The political campaigns are entering a new phase where campaigns need to be cognizant of and, essentially, compliant with political party requirements. The conventions of both major parties have differing rules and the rules may be changed from time to time. That can either be a good thing or a not-so-good thing simply depending upon which candidate is benefitted and which candidate feels denied.
The rule changes elicit feelings on the part of the campaigns involved. We have seen the Trump campaign staking out positions of just what changes it believes it can tolerate and what changes it cannot tolerate. Trump has liberally used the word ‘fair’ to describe change and its meaning, in his usage, is that whatever happens has to be of benefit to him. If it isn’t, the party has to be prepared for his usual bombastic and accusatory response.
This is a phase of the competition that does not lend itself to a campaign such as Trump has been running. This is the place where subtleties and nuances are important, where a candidate sometimes simply has to suck it up if he or she does not wish to be seen as a whiner or complainer.

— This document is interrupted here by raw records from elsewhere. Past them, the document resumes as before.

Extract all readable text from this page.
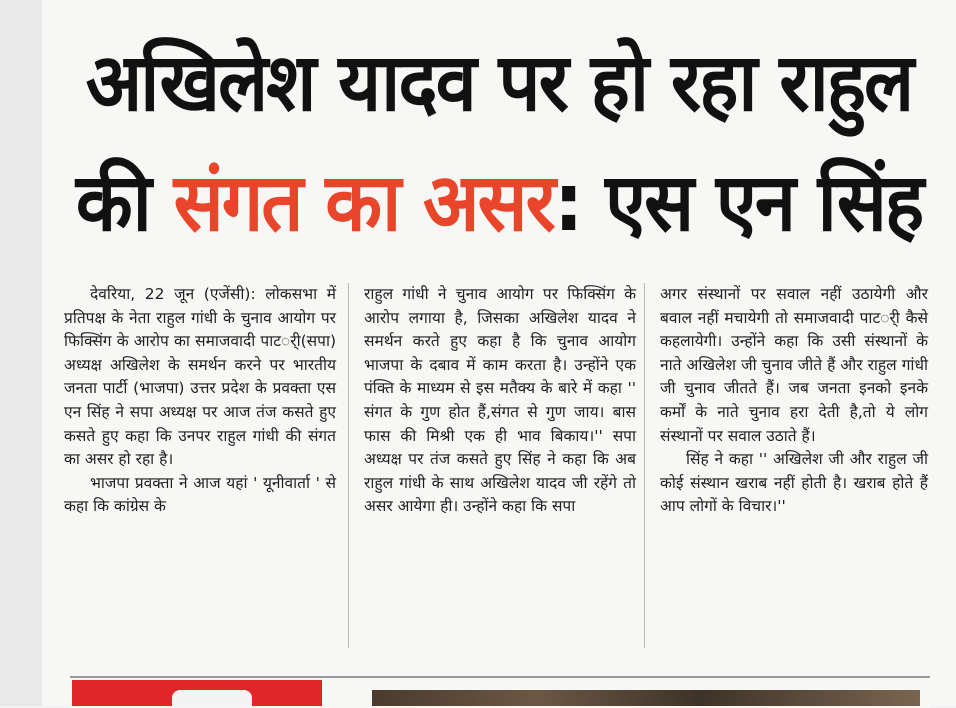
अखिलेश यादव पर हो रहा राहुल
की संगत का असर: एस एन सिंह

देवरिया, 22 जून (एजेंसी): लोकसभा में प्रतिपक्ष के नेता राहुल गांधी के चुनाव आयोग पर फिक्सिंग के आरोप का समाजवादी पाटर्ी(सपा) अध्यक्ष अखिलेश के समर्थन करने पर भारतीय जनता पार्टी (भाजपा) उत्तर प्रदेश के प्रवक्ता एस एन सिंह ने सपा अध्यक्ष पर आज तंज कसते हुए कसते हुए कहा कि उनपर राहुल गांधी की संगत का असर हो रहा है।

भाजपा प्रवक्ता ने आज यहां ' यूनीवार्ता ' से कहा कि कांग्रेस के

राहुल गांधी ने चुनाव आयोग पर फिक्सिंग के आरोप लगाया है, जिसका अखिलेश यादव ने समर्थन करते हुए कहा है कि चुनाव आयोग भाजपा के दबाव में काम करता है। उन्होंने एक पंक्ति के माध्यम से इस मतैक्य के बारे में कहा '' संगत के गुण होत हैं,संगत से गुण जाय। बास फास की मिश्री एक ही भाव बिकाय।'' सपा अध्यक्ष पर तंज कसते हुए सिंह ने कहा कि अब राहुल गांधी के साथ अखिलेश यादव जी रहेंगे तो असर आयेगा ही। उन्होंने कहा कि सपा

अगर संस्थानों पर सवाल नहीं उठायेगी और बवाल नहीं मचायेगी तो समाजवादी पाटर्ी कैसे कहलायेगी। उन्होंने कहा कि उसी संस्थानों के नाते अखिलेश जी चुनाव जीते हैं और राहुल गांधी जी चुनाव जीतते हैं। जब जनता इनको इनके कर्मों के नाते चुनाव हरा देती है,तो ये लोग संस्थानों पर सवाल उठाते हैं।

सिंह ने कहा '' अखिलेश जी और राहुल जी कोई संस्थान खराब नहीं होती है। खराब होते हैं आप लोगों के विचार।''
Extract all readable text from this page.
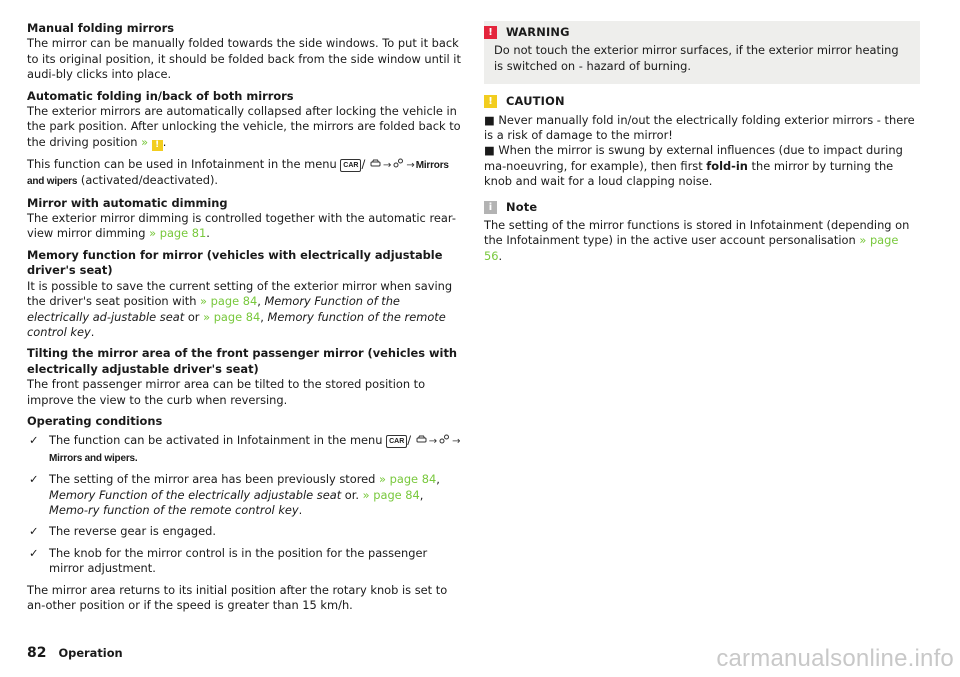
Manual folding mirrors
The mirror can be manually folded towards the side windows. To put it back to its original position, it should be folded back from the side window until it audi-bly clicks into place.

Automatic folding in/back of both mirrors
The exterior mirrors are automatically collapsed after locking the vehicle in the park position. After unlocking the vehicle, the mirrors are folded back to the driving position » ! .

This function can be used in Infotainment in the menu CAR / → →Mirrors and wipers (activated/deactivated).

Mirror with automatic dimming
The exterior mirror dimming is controlled together with the automatic rear-view mirror dimming » page 81.

Memory function for mirror (vehicles with electrically adjustable driver's seat)
It is possible to save the current setting of the exterior mirror when saving the driver's seat position with » page 84, Memory Function of the electrically ad-justable seat or » page 84, Memory function of the remote control key.

Tilting the mirror area of the front passenger mirror (vehicles with electrically adjustable driver's seat)
The front passenger mirror area can be tilted to the stored position to improve the view to the curb when reversing.

Operating conditions

✓ The function can be activated in Infotainment in the menu CAR / → →
Mirrors and wipers.
✓ The setting of the mirror area has been previously stored » page 84, Memory Function of the electrically adjustable seat or. » page 84, Memo-ry function of the remote control key.
✓ The reverse gear is engaged.
✓ The knob for the mirror control is in the position for the passenger mirror adjustment.

The mirror area returns to its initial position after the rotary knob is set to an-other position or if the speed is greater than 15 km/h.

!	WARNING
Do not touch the exterior mirror surfaces, if the exterior mirror heating is switched on - hazard of burning.
!	CAUTION
■ Never manually fold in/out the electrically folding exterior mirrors - there is a risk of damage to the mirror!
■ When the mirror is swung by external influences (due to impact during ma-noeuvring, for example), then first fold-in the mirror by turning the knob and wait for a loud clapping noise.
i	Note
The setting of the mirror functions is stored in Infotainment (depending on the Infotainment type) in the active user account personalisation » page 56.
82 Operation	carmanualsonline.info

Much of the time, a convention does not move in a straight line given all the maneuvering by a number of candidates each trying to gain the advantage over all the others. Trump’s typical responses may not play well in that world. He sees himself as the king of dealmakers, but he has not yet done the deal-making required many times in the convention setting. Up to this point, any time Trump hasn’t performed as he felt he would, he is quick to find fault with everyone but himself. Being the best there ever has been in everything he attempts, in his own mind, does not leave much room for the give and take necessary in a political convention where there are wins and losses.
We, the public, and Trump are moving into a new world where monetary wealth has much less meaning, and where ‘political’ wealth has significant meaning. Sen. Cruz may feel some wrath given his relationship with some of his fellow Senate members, for example. The Republican National Committee may not, in every decision, decide as Trump would’ve thought appropriate. If he resorts to his usual bombastic threats of this or that, he may find himself in metaphorical quicksand. His bullying tactics that have typically worked to this point may now be detrimental. His comments about this or that being “crooked” are not likely to play well.
Trump has already found out, the hard way, that his campaigning has missed some of the salient points about which it should’ve been aware. Cruz, for example, has been working the uncommitted delegates feverishly while Trump has largely ignored them thus causing Trump to declare that “crooked” on the part of Cruz.
The “smash mouth” football side of the campaign trip has now given way to the smart “inside strategic” game phase. Will Trump see that some change is necessary for him and his campaign or will that fact slip by him for days or weeks? This is potentially a tough thing for Trump to accommodate; it is contrary to his instincts and to his history. Subtlety has not been mentioned often in conjunction with the name Trump.